La situation pour le moins tourmentée en Catalogne nous conduit à remonter son histoire. En effet, le nationalisme catalan n’est pas un phénomène qui date d’hier, et les antécédents historiques sont nombreux.

Il convient tout d’abord d’établir une première estimation géographique de ce que serait un État catalan indépendant. Certes, le référendum du premier octobre (1-O comme il est appelé outre-Pyrénées) n’a concerné que la partie espagnole de la Catalogne. Mais dans les faits, il existe dans le Roussillon français (Pyrénées-Orientales actuel) un sentiment national catalan assez fort. D’autres sources indiquent la principauté d’Andorre ou bien encore d’autres communautés autonomes telles que la Communauté Valencienne, les Baléares ou encore une partie de l’Aragon comme potentielles pièce de ce grand puzzle nommé Catalogne.

 

Une lutte épisodique assez ponctuelle

 

La première véritable Constitution catalane fut promulguée en 1283. À cette époque, le Royaume d’Espagne tel que nous le connaissons actuellement n’existe pas encore, mais il faut attendre près de deux siècles (1472) pour voir la principauté qui était alors connue sous le nom de Catalogne-Aragon s’unir avec la Castille.

Deux cents ans plus tard, en 1640, des révoltes contre des lois de centralisation du pouvoir éclatent, et conduisent même à la proclamation d’une très brève république catalane, qui sera très vite réprimée.

Mais la première date vraiment symbolique d’un nationalisme catalan est sans aucun doute celle du 11 septembre 1714. Nous sommes alors en pleine de Guerre de Succession espagnole, et les Bourbons tentent de prendre le pouvoir.

La ville de Barcelone tente de résister corps et âme, et ce malgré un blocus imposé par l’armée royale. Onze mois durant, les dix mille soldats catalans luttèrent héroïquement, avant de se rendre. La date de cette capitulation (11 septembre 1714) devient alors une date clé de l’histoire du nationalisme catalan, puisque c’est désormais un élément célébré dans toute la région (Diada), qui ferait probablement office de fête nationale si indépendance il y avait.

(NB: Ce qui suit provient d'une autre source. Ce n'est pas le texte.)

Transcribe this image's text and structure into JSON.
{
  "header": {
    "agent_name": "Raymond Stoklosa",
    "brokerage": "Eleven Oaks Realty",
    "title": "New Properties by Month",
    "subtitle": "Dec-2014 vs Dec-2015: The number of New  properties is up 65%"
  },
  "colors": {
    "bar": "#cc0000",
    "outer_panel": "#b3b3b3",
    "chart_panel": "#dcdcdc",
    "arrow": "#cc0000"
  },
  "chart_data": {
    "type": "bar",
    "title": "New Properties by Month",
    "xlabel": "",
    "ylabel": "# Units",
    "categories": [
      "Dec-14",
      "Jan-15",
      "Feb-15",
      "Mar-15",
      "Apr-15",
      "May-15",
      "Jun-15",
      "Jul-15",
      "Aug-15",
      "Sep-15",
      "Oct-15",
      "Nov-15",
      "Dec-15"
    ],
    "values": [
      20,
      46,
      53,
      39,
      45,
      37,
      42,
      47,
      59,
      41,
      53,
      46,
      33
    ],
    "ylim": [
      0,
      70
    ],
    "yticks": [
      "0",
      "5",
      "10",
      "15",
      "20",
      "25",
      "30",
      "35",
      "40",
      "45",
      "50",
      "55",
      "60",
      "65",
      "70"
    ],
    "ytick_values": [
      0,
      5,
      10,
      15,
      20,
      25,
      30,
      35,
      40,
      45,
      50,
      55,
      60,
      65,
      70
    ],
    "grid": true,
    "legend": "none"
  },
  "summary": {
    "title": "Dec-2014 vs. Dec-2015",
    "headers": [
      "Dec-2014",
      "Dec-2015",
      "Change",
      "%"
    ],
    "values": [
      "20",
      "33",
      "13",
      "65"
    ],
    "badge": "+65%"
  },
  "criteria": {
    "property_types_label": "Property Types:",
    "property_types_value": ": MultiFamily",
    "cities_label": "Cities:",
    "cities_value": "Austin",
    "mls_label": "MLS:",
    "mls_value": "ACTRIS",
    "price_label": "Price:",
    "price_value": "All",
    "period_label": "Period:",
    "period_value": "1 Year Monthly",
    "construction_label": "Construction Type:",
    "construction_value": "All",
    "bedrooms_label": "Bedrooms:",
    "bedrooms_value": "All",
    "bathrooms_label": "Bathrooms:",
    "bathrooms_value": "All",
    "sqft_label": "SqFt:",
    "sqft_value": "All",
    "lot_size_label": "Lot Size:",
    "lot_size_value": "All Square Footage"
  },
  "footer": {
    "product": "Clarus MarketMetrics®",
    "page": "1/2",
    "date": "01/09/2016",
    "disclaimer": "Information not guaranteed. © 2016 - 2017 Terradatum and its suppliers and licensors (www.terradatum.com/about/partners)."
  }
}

Une identité culturelle catalane s’est également formée au fil des siècles, avec l’apparition au XIXème siècle d’un mouvement artistique proche du Romantisme : la Renaixença. Les poètes appartenant à ce mouvement revendiquaient la libre écriture du catalan, bien que leur action ne comprenne aucun but politique.

Si toutes ces actions eurent le mérite d’exister et sans doute d’inspirer les mouvements nationalistes catalans tels qu’ils sont actuellement connus, elles ne furent que ponctuelles. Le manque de continuité entre les différents actes entrepris rendit les revendications nationalistes peu crédibles jusqu’au début du XXème siècle.

 

Les débuts du catalanisme politique

 

Le premier parti politique revendiquant une Catalogne indépendante fut créé en 1901. La Lliga Regionalista adoptait une idéologie conservatrice, et à l’inverse d’autres forces politiques, ne réclamait pas forcément une République. Sa victoire électorale permit à son leader Francesc Cambó d’entrer au Parlement, et de faire de la cause catalane une affaire d’état.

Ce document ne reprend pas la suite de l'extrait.